Earlier this year consumer review site Yelp was reportedly exploring a sale as it continued to struggle with sluggish user and advertiser growth. Despite the popularity of the site and its position at the top of many web searches, the San Francisco-based company was rumored to be looking for a buyer.
But sources with knowledge of the matter told Bloomberg yesterday (July 2) that although Yelp hired Goldman Sachs to help find a potential buyer, it has decided to put a hold on the pursuit of a sale.
While the company has had several interested suitors, it will no longer continue a transaction in the immediate future, the sources said, adding that the company may look to find a deal again if cofounder and CEO Jeremy Stoppelman changes his mind.

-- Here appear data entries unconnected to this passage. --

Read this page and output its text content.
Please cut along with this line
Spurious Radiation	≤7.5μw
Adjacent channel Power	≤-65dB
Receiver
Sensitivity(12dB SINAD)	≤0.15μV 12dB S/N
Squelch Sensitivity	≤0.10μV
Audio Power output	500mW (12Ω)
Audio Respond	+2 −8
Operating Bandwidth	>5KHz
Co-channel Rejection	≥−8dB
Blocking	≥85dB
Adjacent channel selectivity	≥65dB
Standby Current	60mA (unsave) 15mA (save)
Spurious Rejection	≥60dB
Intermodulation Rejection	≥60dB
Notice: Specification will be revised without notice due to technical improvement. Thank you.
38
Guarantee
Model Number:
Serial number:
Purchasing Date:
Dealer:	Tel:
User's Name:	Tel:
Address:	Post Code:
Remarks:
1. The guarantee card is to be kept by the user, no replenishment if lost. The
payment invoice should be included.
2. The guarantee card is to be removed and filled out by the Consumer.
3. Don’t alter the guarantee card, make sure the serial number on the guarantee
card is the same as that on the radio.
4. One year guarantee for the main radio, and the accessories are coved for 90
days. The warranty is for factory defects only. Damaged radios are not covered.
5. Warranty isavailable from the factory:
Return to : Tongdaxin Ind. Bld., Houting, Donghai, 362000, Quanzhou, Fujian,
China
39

As of 2:05 p.m. yesterday in New York, Yelp’s stock dropped 12.2 percent to $37.26, putting the company’s market value at about $2.8 billion, Bloomberg confirmed.

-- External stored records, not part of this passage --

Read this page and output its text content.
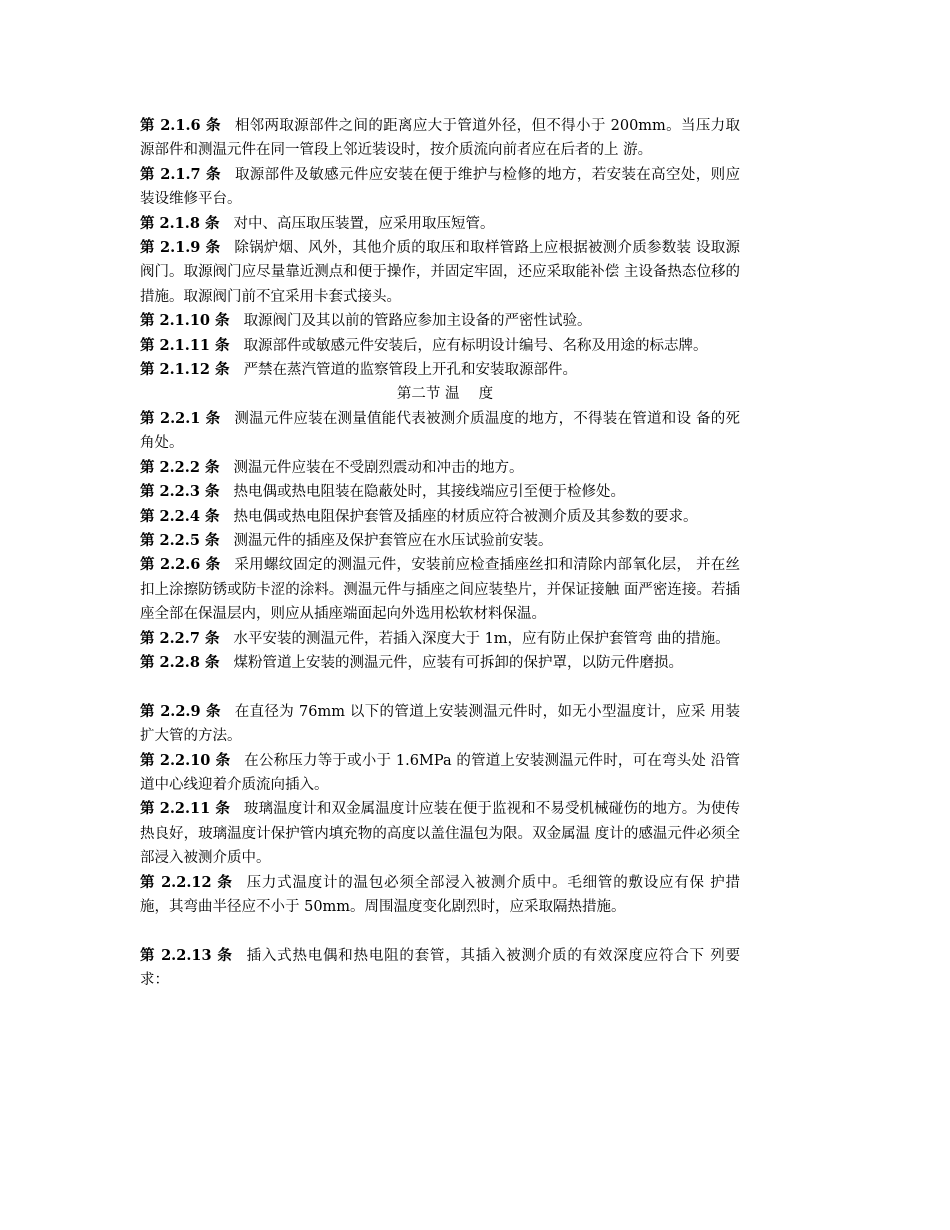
第 2.1.6 条 相邻两取源部件之间的距离应大于管道外径，但不得小于 200mm。当压力取源部件和测温元件在同一管段上邻近装设时，按介质流向前者应在后者的上 游。

第 2.1.7 条 取源部件及敏感元件应安装在便于维护与检修的地方，若安装在高空处，则应装设维修平台。

第 2.1.8 条 对中、高压取压装置，应采用取压短管。

第 2.1.9 条 除锅炉烟、风外，其他介质的取压和取样管路上应根据被测介质参数装 设取源阀门。取源阀门应尽量靠近测点和便于操作，并固定牢固，还应采取能补偿 主设备热态位移的措施。取源阀门前不宜采用卡套式接头。

第 2.1.10 条 取源阀门及其以前的管路应参加主设备的严密性试验。

第 2.1.11 条 取源部件或敏感元件安装后，应有标明设计编号、名称及用途的标志牌。

第 2.1.12 条 严禁在蒸汽管道的监察管段上开孔和安装取源部件。

第二节 温　 度

第 2.2.1 条 测温元件应装在测量值能代表被测介质温度的地方，不得装在管道和设 备的死角处。

第 2.2.2 条 测温元件应装在不受剧烈震动和冲击的地方。

第 2.2.3 条 热电偶或热电阻装在隐蔽处时，其接线端应引至便于检修处。

第 2.2.4 条 热电偶或热电阻保护套管及插座的材质应符合被测介质及其参数的要求。

第 2.2.5 条 测温元件的插座及保护套管应在水压试验前安装。

第 2.2.6 条 采用螺纹固定的测温元件，安装前应检查插座丝扣和清除内部氧化层， 并在丝扣上涂擦防锈或防卡涩的涂料。测温元件与插座之间应装垫片，并保证接触 面严密连接。若插座全部在保温层内，则应从插座端面起向外选用松软材料保温。

第 2.2.7 条 水平安装的测温元件，若插入深度大于 1m，应有防止保护套管弯 曲的措施。

第 2.2.8 条 煤粉管道上安装的测温元件，应装有可拆卸的保护罩，以防元件磨损。

第 2.2.9 条 在直径为 76mm 以下的管道上安装测温元件时，如无小型温度计，应采 用装扩大管的方法。

第 2.2.10 条 在公称压力等于或小于 1.6MPa 的管道上安装测温元件时，可在弯头处 沿管道中心线迎着介质流向插入。

第 2.2.11 条 玻璃温度计和双金属温度计应装在便于监视和不易受机械碰伤的地方。为使传热良好，玻璃温度计保护管内填充物的高度以盖住温包为限。双金属温 度计的感温元件必须全部浸入被测介质中。

第 2.2.12 条 压力式温度计的温包必须全部浸入被测介质中。毛细管的敷设应有保 护措施，其弯曲半径应不小于 50mm。周围温度变化剧烈时，应采取隔热措施。

第 2.2.13 条 插入式热电偶和热电阻的套管，其插入被测介质的有效深度应符合下 列要求：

When contacted for a statement on the reports, a Yelp spokeswoman told Bloomberg that the company does not comment on rumor or speculation.
While Yelp has amassed hundreds of millions of consumer reviews, it has struggled with a similar issue experienced by other locally keyed in firms — monetizing a localized business model. But the company, which has continued to expand in different ways through various acquisitions to its platform, still seems to be waiting to get things right.
Whether Yelp is on the chopping block or not, people familiar with the situation told Bloomberg back in May that management may be more convinced to sell the company to an acquirer with the ability to help convert reviewers into customers making transactions.
According to Bloomberg, about 1.5 million transactions have been completed on Yelp as of April, but that number pales in comparison to the 142 million average monthly visitors the company received in the first quarter from both mobile devices and computers.